Profile of the course
The food production chain deals with many steps that are necessary while going from agricultural raw materials to food products in the supermarket or other stores. The food production chain includes aspects from processing, distribution, consumer purchase and consumer use. This broad range of aspects will be covered in this course.
In the food production process steps are taken to extend the shelf life of food, to increase the variety in the diet and/or to provide the nutrients required for health. It is essential to understand the various steps during food processing. Usually these steps, or better called unit operations, are connected to each other and they have a specific and predictable effect on a food. A full understanding of food production chains requires insights in different disciplines, including a conceptual understanding of the chain and quantitative insight in its key processes.
The application of mass and energy balances is a first step to obtain quantitative information on the process.

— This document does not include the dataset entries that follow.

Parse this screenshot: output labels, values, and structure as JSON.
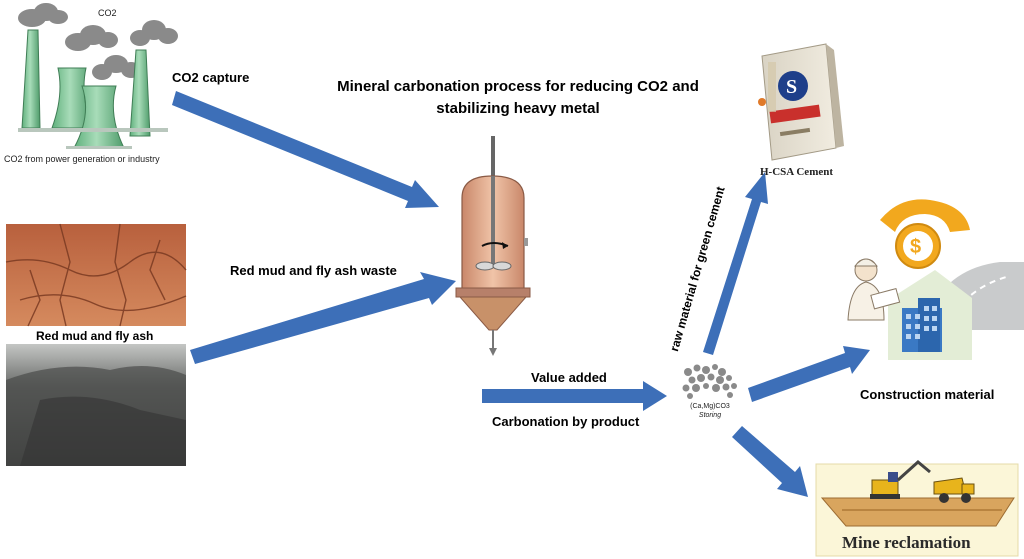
{
  "labels": {
    "co2_symbol": "CO2",
    "co2_capture": "CO2 capture",
    "co2_source": "CO2 from power generation or industry",
    "title_line1": "Mineral carbonation process for reducing CO2 and",
    "title_line2": "stabilizing heavy metal",
    "red_mud_caption": "Red mud and fly ash",
    "red_mud_waste": "Red mud and fly ash waste",
    "value_added": "Value added",
    "carbonation_by_product": "Carbonation by product",
    "storing_line1": "(Ca,Mg)CO3",
    "storing_line2": "Storing",
    "raw_material": "raw material for green cement",
    "cement": "H-CSA Cement",
    "construction": "Construction material",
    "mine": "Mine reclamation"
  },
  "colors": {
    "arrow": "#3d6fb8",
    "tower": "#7fc79a",
    "reactor": "#e0a98a",
    "coin": "#f2a81e",
    "building": "#3a79c4"
  }
}
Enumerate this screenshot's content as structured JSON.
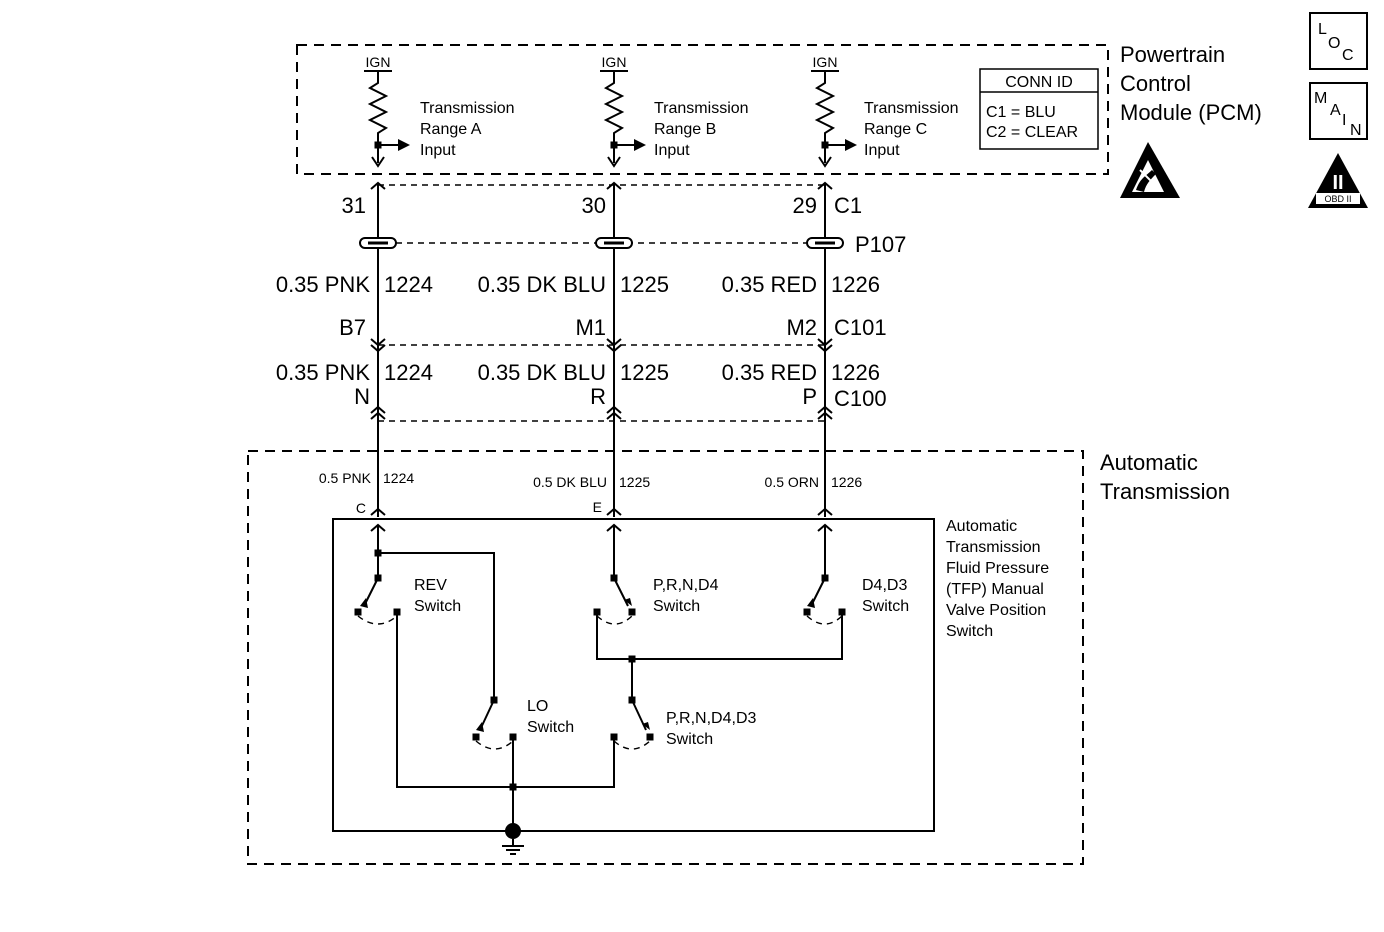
{
  "pcm": {
    "title_line1": "Powertrain",
    "title_line2": "Control",
    "title_line3": "Module (PCM)",
    "ign": "IGN",
    "inputs": [
      {
        "line1": "Transmission",
        "line2": "Range A",
        "line3": "Input"
      },
      {
        "line1": "Transmission",
        "line2": "Range B",
        "line3": "Input"
      },
      {
        "line1": "Transmission",
        "line2": "Range C",
        "line3": "Input"
      }
    ],
    "conn_id": {
      "title": "CONN ID",
      "row1": "C1 = BLU",
      "row2": "C2 = CLEAR"
    }
  },
  "badges": {
    "loc": {
      "l": "L",
      "o": "O",
      "c": "C"
    },
    "main": {
      "m": "M",
      "a": "A",
      "i": "I",
      "n": "N"
    },
    "obd": {
      "numeral": "II",
      "label": "OBD II"
    }
  },
  "circuits": [
    {
      "pcm_pin": "31",
      "mid_wire": "0.35 PNK",
      "circuit": "1224",
      "c101_pin": "B7",
      "c100_wire": "0.35 PNK",
      "c100_pin": "N",
      "trans_wire": "0.5 PNK",
      "trans_pin": "C"
    },
    {
      "pcm_pin": "30",
      "mid_wire": "0.35 DK BLU",
      "circuit": "1225",
      "c101_pin": "M1",
      "c100_wire": "0.35 DK BLU",
      "c100_pin": "R",
      "trans_wire": "0.5 DK BLU",
      "trans_pin": "E"
    },
    {
      "pcm_pin": "29",
      "mid_wire": "0.35 RED",
      "circuit": "1226",
      "c101_pin": "M2",
      "c100_wire": "0.35 RED",
      "c100_pin": "P",
      "trans_wire": "0.5 ORN",
      "trans_pin": ""
    }
  ],
  "connectors": {
    "c1": "C1",
    "p107": "P107",
    "c101": "C101",
    "c100": "C100"
  },
  "transmission": {
    "title_line1": "Automatic",
    "title_line2": "Transmission",
    "tfp_lines": [
      "Automatic",
      "Transmission",
      "Fluid Pressure",
      "(TFP) Manual",
      "Valve Position",
      "Switch"
    ]
  },
  "switches": {
    "rev": {
      "line1": "REV",
      "line2": "Switch"
    },
    "prnd4": {
      "line1": "P,R,N,D4",
      "line2": "Switch"
    },
    "d4d3": {
      "line1": "D4,D3",
      "line2": "Switch"
    },
    "lo": {
      "line1": "LO",
      "line2": "Switch"
    },
    "prnd4d3": {
      "line1": "P,R,N,D4,D3",
      "line2": "Switch"
    }
  }
}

In the food production chain, distribution of the food product or food logistic management plays an important role. It is essential that a product will be in the right quantity at the right place in the right time. Ultimately, food product chains are designed to deliver (superior) value to end consumers, who pay for the product in return. Consumers are therefore not only the “end” of the chain, but in many ways also its “beginning”. In the course we will learn how consumers make decisions for food products and what implications this has for the design and management of supply chains.
Sustainable production of food is a big issue nowadays. For this reason attention will be paid to sustainability e.g. treatment of waste during food processing. Food production chains that will be discussed are production of chocolate, tea, soya, milk products, sugar etc.